Closely related to this idea of complexified family relations is the theme of womanhood in Senegal. Adja Awa Astou, for example, is trapped as a woman both within her religion and her marriage. As a devout worshipper, she believes that it is her responsibility to build her home and serve her husband, and these values are also reinforced by the fact that she depends socially on El Hadji for money and status. As a result, though she feels real jealousy and shame on account of El Hadji's marriage and xala, she is unable to divorce him and feels helpless. N'Gone, too, is a rather helpless and passive character (though she lacks Adja's depth and resilience), even being compared to a sacrificial "offering" on her wedding night (23). Even those women who are more independent in the text face limitations as a result of their gender.

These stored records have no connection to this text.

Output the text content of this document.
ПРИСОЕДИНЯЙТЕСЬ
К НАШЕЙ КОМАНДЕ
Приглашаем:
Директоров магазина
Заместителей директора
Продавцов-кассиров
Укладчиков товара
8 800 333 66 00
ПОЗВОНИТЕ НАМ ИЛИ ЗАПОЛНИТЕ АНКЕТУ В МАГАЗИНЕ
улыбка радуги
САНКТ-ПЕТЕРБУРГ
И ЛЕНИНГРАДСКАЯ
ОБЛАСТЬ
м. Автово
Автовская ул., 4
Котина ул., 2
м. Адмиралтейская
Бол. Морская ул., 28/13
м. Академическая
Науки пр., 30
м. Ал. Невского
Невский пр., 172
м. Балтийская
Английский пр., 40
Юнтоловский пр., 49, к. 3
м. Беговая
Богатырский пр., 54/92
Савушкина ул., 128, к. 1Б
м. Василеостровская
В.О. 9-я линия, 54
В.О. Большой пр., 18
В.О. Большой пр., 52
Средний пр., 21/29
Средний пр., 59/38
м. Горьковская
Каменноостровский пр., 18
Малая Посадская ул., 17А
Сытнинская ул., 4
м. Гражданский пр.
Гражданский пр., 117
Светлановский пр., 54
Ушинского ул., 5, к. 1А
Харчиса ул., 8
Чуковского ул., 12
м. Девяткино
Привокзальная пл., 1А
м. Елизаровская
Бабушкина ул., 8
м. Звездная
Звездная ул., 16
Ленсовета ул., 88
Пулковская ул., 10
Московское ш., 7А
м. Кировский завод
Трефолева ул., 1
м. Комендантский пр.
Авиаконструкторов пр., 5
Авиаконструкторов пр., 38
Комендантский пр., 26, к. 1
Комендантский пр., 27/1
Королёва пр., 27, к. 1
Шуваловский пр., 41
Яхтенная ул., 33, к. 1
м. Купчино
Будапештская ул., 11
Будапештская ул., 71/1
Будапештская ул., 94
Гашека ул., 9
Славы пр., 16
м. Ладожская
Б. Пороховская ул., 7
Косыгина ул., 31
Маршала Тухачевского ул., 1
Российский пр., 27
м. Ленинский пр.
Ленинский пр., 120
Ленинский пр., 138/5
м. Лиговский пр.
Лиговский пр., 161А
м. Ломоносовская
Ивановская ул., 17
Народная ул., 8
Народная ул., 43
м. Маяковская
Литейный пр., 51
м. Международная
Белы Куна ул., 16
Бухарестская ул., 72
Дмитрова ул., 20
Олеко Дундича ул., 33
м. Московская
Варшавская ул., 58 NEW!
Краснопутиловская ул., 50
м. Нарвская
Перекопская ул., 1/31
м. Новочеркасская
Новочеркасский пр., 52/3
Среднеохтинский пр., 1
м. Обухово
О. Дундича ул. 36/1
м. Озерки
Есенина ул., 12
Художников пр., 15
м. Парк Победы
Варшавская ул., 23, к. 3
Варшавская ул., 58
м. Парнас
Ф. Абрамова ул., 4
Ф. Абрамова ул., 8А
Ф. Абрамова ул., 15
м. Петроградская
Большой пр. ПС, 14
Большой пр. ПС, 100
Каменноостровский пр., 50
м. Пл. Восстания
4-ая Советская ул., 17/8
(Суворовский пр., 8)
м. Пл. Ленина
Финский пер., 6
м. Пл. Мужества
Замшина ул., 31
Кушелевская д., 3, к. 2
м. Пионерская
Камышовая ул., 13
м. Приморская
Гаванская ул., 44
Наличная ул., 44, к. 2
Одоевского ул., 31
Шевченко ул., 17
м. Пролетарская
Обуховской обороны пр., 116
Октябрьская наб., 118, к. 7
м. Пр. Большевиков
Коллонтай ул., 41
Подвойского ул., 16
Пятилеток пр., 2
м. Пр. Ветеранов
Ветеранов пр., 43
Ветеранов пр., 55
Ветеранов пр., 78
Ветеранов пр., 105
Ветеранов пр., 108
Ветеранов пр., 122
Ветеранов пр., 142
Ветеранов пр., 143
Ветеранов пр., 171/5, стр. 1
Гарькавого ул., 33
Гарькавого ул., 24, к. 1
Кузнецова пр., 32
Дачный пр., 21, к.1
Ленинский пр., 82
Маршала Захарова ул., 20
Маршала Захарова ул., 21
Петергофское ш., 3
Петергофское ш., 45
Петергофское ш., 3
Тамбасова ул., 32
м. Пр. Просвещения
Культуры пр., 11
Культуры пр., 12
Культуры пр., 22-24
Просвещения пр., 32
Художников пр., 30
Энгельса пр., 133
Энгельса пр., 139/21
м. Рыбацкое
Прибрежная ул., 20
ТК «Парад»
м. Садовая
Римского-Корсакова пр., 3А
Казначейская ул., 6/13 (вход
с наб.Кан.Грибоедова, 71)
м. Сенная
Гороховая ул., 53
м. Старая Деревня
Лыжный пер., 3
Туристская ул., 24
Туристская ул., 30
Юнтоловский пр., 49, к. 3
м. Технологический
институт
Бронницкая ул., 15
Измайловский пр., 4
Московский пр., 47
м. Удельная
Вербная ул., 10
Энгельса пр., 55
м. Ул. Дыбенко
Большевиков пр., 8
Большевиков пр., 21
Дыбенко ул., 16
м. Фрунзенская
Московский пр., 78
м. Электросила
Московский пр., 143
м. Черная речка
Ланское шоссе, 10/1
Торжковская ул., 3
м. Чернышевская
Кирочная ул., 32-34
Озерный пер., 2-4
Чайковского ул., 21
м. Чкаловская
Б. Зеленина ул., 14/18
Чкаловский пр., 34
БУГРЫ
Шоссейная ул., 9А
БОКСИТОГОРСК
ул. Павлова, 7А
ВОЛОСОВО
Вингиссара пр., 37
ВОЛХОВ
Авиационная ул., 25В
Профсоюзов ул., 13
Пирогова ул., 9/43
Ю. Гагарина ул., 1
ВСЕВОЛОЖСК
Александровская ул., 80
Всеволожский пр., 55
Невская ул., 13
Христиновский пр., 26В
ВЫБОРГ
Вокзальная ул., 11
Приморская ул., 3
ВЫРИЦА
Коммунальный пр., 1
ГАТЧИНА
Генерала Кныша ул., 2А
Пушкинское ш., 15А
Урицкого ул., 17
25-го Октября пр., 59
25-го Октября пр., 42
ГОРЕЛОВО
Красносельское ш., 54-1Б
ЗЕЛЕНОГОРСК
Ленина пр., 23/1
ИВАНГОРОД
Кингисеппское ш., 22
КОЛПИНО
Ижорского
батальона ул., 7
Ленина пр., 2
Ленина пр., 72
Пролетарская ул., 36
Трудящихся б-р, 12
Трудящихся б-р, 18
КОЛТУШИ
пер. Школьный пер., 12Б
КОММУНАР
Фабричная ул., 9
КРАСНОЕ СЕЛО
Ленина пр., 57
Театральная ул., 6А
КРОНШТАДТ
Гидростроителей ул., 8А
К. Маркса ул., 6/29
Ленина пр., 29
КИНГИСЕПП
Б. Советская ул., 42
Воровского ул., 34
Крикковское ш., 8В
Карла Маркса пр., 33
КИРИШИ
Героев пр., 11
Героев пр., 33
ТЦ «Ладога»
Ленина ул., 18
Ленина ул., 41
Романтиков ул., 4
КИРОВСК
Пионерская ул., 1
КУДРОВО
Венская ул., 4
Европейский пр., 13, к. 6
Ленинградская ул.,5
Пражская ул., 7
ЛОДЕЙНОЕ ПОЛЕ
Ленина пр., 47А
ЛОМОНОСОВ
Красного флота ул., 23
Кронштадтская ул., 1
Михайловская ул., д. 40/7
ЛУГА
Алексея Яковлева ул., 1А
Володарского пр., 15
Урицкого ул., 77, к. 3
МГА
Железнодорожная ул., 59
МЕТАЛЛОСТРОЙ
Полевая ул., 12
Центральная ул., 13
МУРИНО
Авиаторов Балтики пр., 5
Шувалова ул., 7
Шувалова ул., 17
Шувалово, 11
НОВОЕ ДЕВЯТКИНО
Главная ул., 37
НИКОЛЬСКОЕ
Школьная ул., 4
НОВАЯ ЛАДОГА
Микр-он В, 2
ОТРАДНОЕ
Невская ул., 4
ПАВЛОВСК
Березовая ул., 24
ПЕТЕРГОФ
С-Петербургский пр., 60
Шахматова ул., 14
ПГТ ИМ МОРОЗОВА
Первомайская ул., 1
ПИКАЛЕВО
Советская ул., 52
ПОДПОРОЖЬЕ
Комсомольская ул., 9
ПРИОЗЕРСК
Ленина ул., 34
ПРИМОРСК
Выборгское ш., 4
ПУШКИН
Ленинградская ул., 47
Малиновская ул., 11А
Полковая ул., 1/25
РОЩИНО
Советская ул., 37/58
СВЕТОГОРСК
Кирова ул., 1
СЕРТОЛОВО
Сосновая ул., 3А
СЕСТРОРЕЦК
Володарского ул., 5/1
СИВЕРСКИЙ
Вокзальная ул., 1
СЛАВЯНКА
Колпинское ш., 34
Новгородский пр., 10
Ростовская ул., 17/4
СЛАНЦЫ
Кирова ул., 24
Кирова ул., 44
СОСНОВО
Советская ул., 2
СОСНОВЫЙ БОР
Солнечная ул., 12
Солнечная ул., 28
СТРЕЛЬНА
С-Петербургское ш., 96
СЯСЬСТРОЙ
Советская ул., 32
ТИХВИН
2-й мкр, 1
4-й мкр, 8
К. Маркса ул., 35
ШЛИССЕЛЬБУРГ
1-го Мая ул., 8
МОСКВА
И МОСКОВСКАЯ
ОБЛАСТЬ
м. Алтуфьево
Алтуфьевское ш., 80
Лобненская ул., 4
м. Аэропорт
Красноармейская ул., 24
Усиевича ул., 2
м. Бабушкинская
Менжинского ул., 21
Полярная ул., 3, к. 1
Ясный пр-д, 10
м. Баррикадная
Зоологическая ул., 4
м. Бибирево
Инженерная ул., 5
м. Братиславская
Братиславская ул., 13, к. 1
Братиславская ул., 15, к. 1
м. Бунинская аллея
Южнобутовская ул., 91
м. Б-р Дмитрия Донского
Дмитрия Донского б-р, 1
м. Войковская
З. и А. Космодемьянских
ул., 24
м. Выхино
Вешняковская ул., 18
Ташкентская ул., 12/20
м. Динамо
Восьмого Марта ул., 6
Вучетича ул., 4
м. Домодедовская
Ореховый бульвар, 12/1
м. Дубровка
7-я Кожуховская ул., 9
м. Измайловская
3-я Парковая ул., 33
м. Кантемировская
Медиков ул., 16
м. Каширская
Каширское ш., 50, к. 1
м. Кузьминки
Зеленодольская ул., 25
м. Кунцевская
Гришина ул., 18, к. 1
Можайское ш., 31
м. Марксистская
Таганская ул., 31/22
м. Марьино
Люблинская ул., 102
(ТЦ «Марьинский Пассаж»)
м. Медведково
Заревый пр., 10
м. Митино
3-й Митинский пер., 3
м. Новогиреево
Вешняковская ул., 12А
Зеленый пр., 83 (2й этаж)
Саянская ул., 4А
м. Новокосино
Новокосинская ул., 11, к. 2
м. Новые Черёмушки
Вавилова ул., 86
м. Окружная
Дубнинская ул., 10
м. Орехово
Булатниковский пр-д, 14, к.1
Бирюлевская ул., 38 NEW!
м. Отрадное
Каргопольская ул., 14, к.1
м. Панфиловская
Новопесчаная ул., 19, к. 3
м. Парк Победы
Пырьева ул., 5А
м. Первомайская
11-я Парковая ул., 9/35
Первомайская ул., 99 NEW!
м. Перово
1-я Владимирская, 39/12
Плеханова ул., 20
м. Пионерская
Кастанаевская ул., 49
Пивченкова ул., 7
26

The bold and outspoken Oumi is ignored by her husband and is unable to divorce him because, like Adja, she depends on El Hadji's money and status to enjoy the lifestyle she prefers. Yay Bineta is limited by the social superstitions regarding her late husbands. Even Rama, the symbol of revolutionary and bold youth in the text, is kept down on account of her gender: when she and Pathé are stopped by a police officer on their way to discuss El Hadji, Pathé is told by the officer that he hopes her "husband will correct her" behavior (43).

One should not believe that women are the only people in the text put in a precarious position on account of their gender, however. El Hadji's desperation over his xala, which comes to affect his business, communication with family members, and social standing, reveals that he is also largely put down by a false expectation of what a "man" should be like. This fragile relationship between El Hadji and his masculinity is on his mind even as soon as the moment in which he fails to consummate his union with N'Gone. He thinks of divorcing her, but he realizes soon that, more than even the financial loss of his gifts to her would cost him, the social consequences of such an action would threaten his masculine image. The speed with which rumors of his xala spread around Dakar is also a testament to the delicate posturing one must undertake in "modern" Senegal in order to appear manly—the failure of even one piece of the masculine routine (in this case, sex) is so shocking as to constitute a kind of local curiosity, or perhaps even national news.

Finally, discussion of some of these other themes brings readers to a heightened awareness of rumor and gossip in Senegalese society. Throughout the text, we get a sense of the fact that people are always talking and keeping an eye out for anything suspicious. For example, consider the guests talking about wealth at El Hadji's wedding, the doctors and nurses gossiping with Pathé at the hospital, and El Hadji's friends discussing aphrodisiacs at his reception. This omnipresence of idle talk is what reinforces many characters' fears, even when the gossipers in question are unseen. El Hadji, for example, is tormented by the idea that others are talking about him, even if he does not know who they are. This then has real, material consequences for the subjects of the gossip and their families: Adja, for example, feels scared to talk to El Hadji and ashamed in public, and Yay Bineta feels that gossip about El Hadji's xala will have material consequences for her family's wealth and marital prospects. Thus, throughout the text, gossip is often a convenient scapegoat for self-imposed pressure, but it is also a very real force that takes a toll on people both ordinary and privileged.